A Autoridade de Gestão de Catástrofes e Emergências (AFAD), que reporta ao Ministério do Interior turco, disse que 18.323 pessoas foram confirmadas mortas até agora, antes de acrescentar que o número de feridos ascende agora a 74.242, de acordo com a agência noticiosa estatal turca Anatólia.
Nas primeiras horas da manhã, os serviços de emergência continuaram a salvar pessoas de debaixo dos escombros quase 100 horas após os terramotos, uma tarefa cada vez mais difícil, uma vez que o tempo normal que um ser humano pode passar sem comida e água em tais catástrofes é de 72 horas.
Enquanto o trabalho dos serviços de emergência continua, as autoridades turcas prometeram reprimir a construção negligente de habitações, uma vez que se suspeita que a construção deficiente tenha desempenhado um papel no elevado número de mortes.
Entretanto, os terramotos deixaram quase 3.292 mortos e 5.200 feridos na Síria, com 1.262 mortos e 2.285 feridos em zonas controladas pelo governo da Síria, segundo o Ministério da Saúde, que não actualizou o número de mortos durante dias.

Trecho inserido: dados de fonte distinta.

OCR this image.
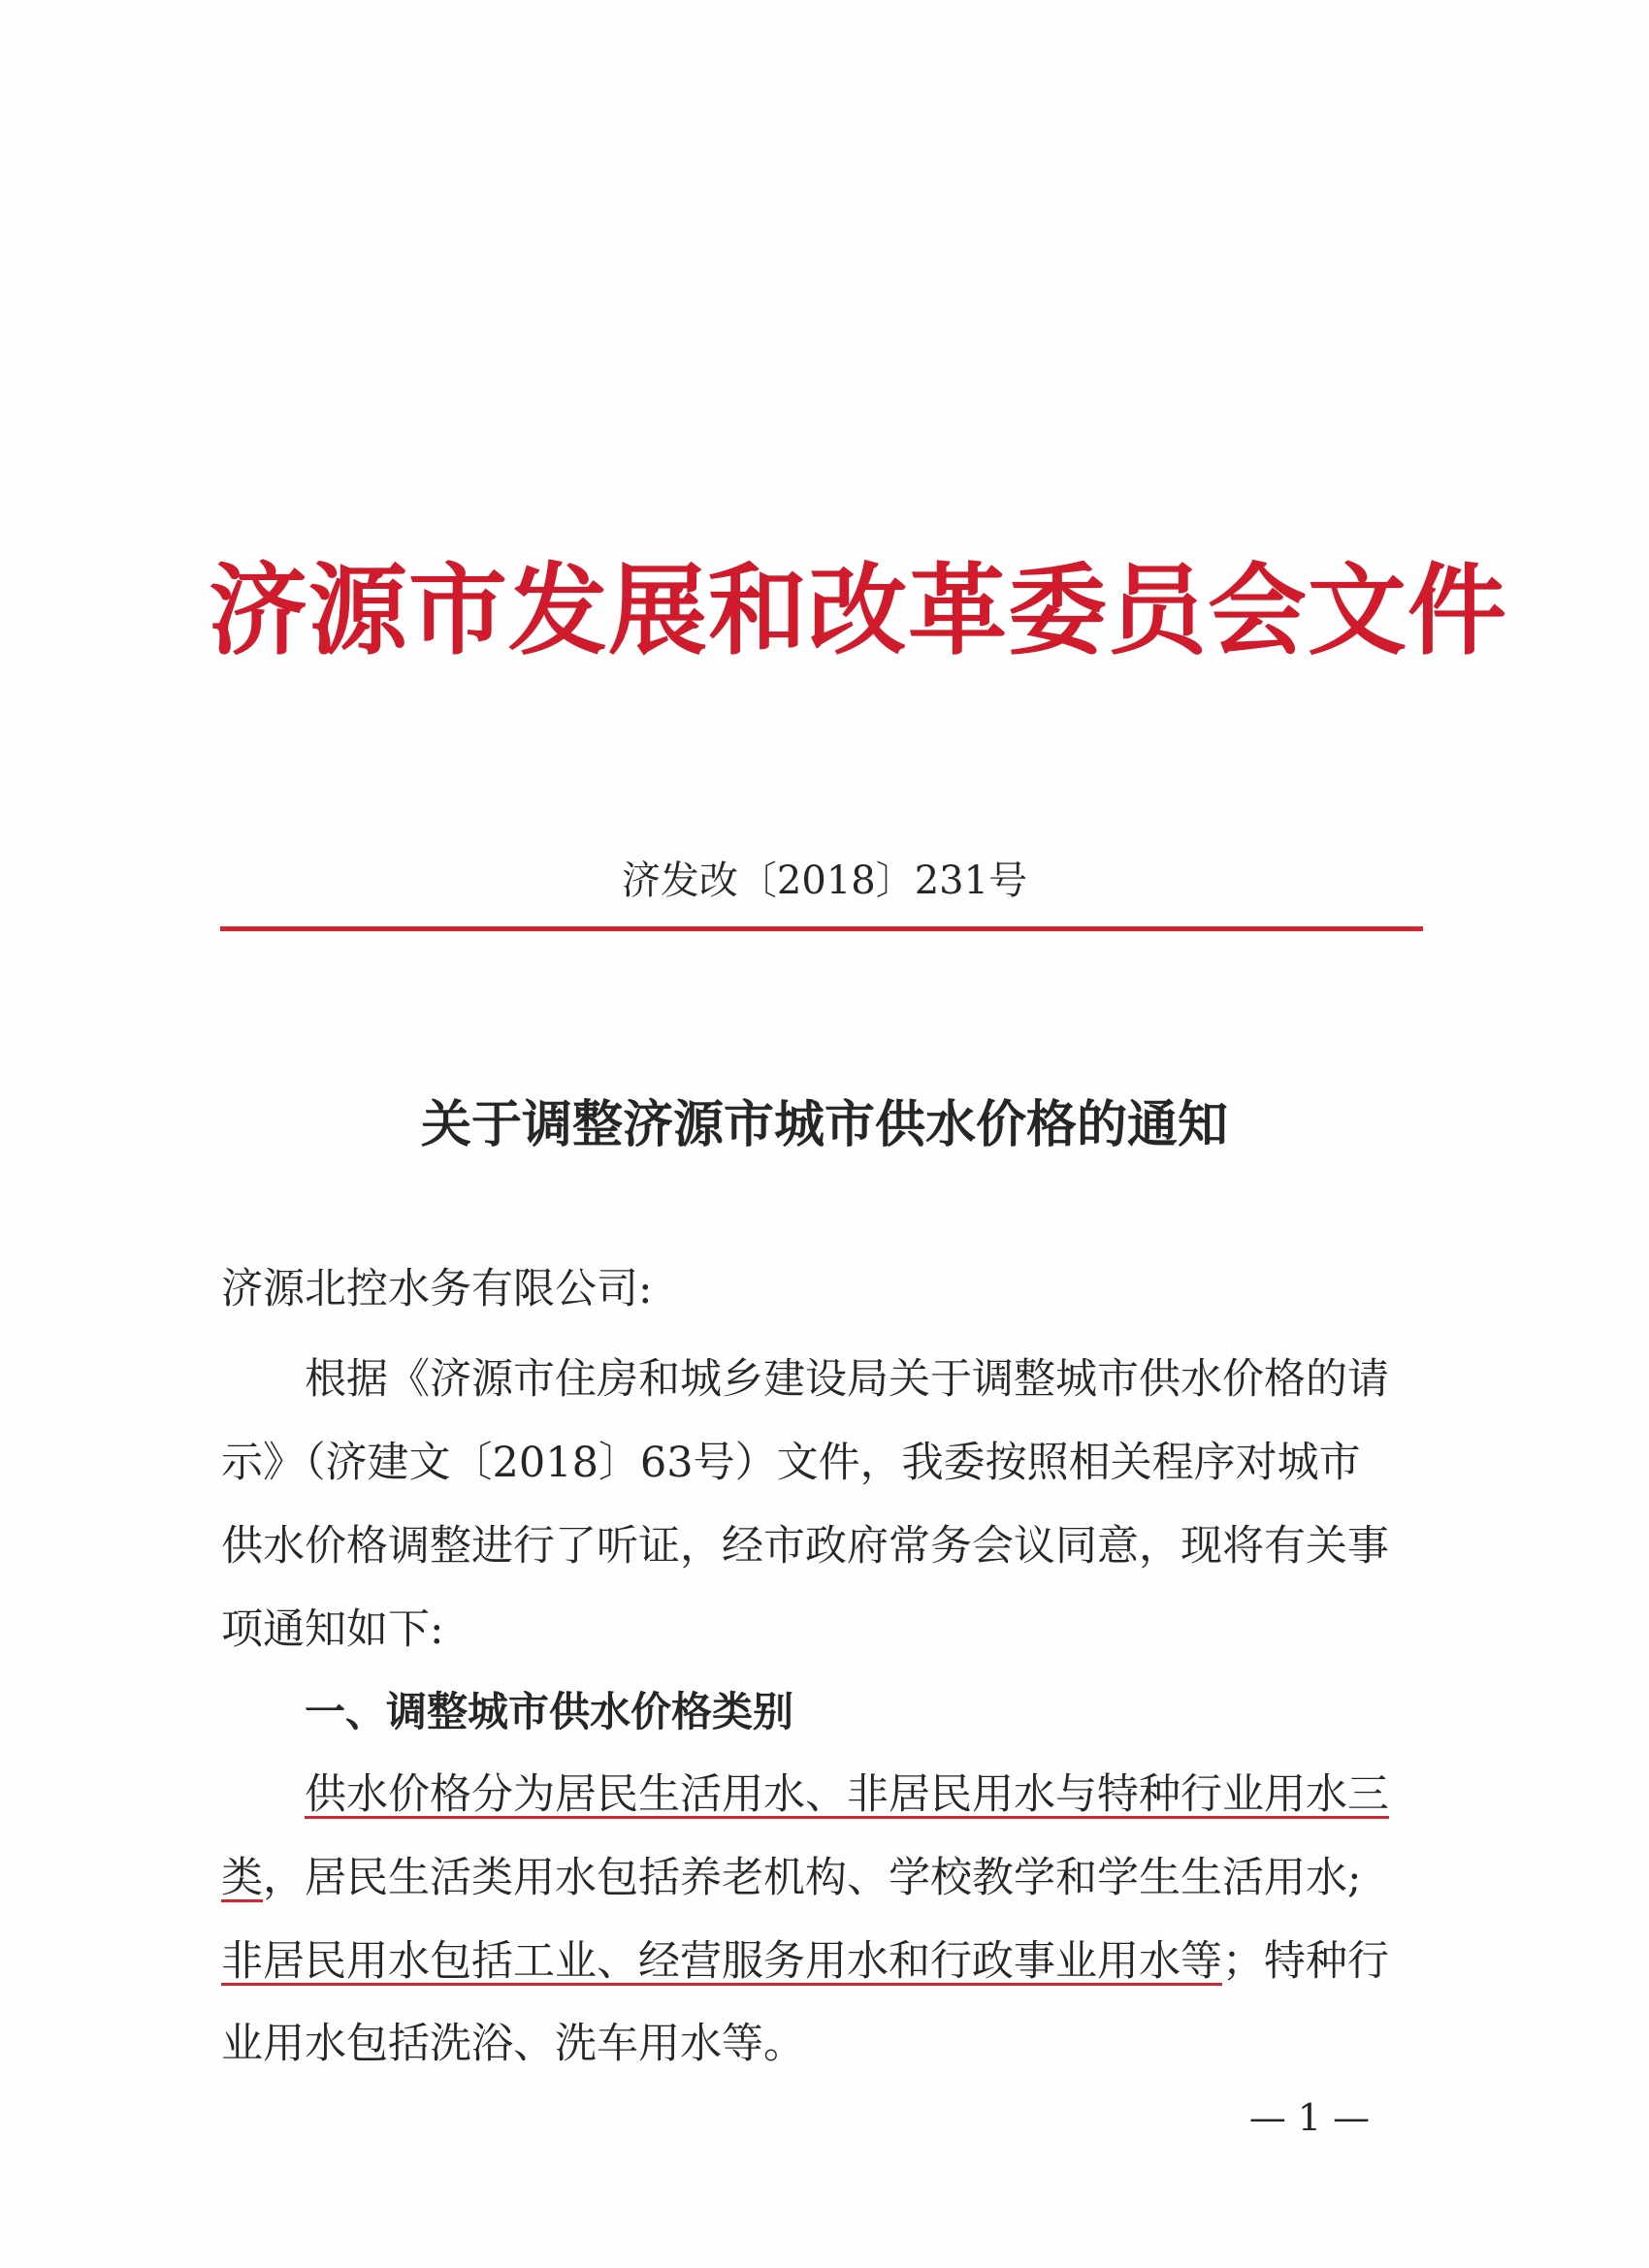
济源市发展和改革委员会文件
济发改〔2018〕231号
关于调整济源市城市供水价格的通知
济源北控水务有限公司:
根据《济源市住房和城乡建设局关于调整城市供水价格的请
示》（济建文〔2018〕63号）文件，我委按照相关程序对城市
供水价格调整进行了听证，经市政府常务会议同意，现将有关事
项通知如下:
一、调整城市供水价格类别
供水价格分为居民生活用水、非居民用水与特种行业用水三
类，居民生活类用水包括养老机构、学校教学和学生生活用水;
非居民用水包括工业、经营服务用水和行政事业用水等；特种行
业用水包括洗浴、洗车用水等。
— 1 —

Para além dos números do governo sírio, mais de 2.030 pessoas foram mortas e 2.950 feridas em áreas detidas pelos rebeldes nas províncias de Idlib e Aleppo, a Defesa Civil Síria, conhecida como «Capacetes Brancos», afirmou na sua conta do Twitter, que continua as operações de busca e salvamento no quinto dia após os terramotos.
Em resposta, as Nações Unidas já enviaram um primeiro comboio de ajuda humanitária à Síria através do posto fronteiriço de Bab al Hawa, no noroeste do país. Isto incluiu até seis camiões com material de socorro e barracões, mas Guterres salientou que «mais ajuda está a caminho».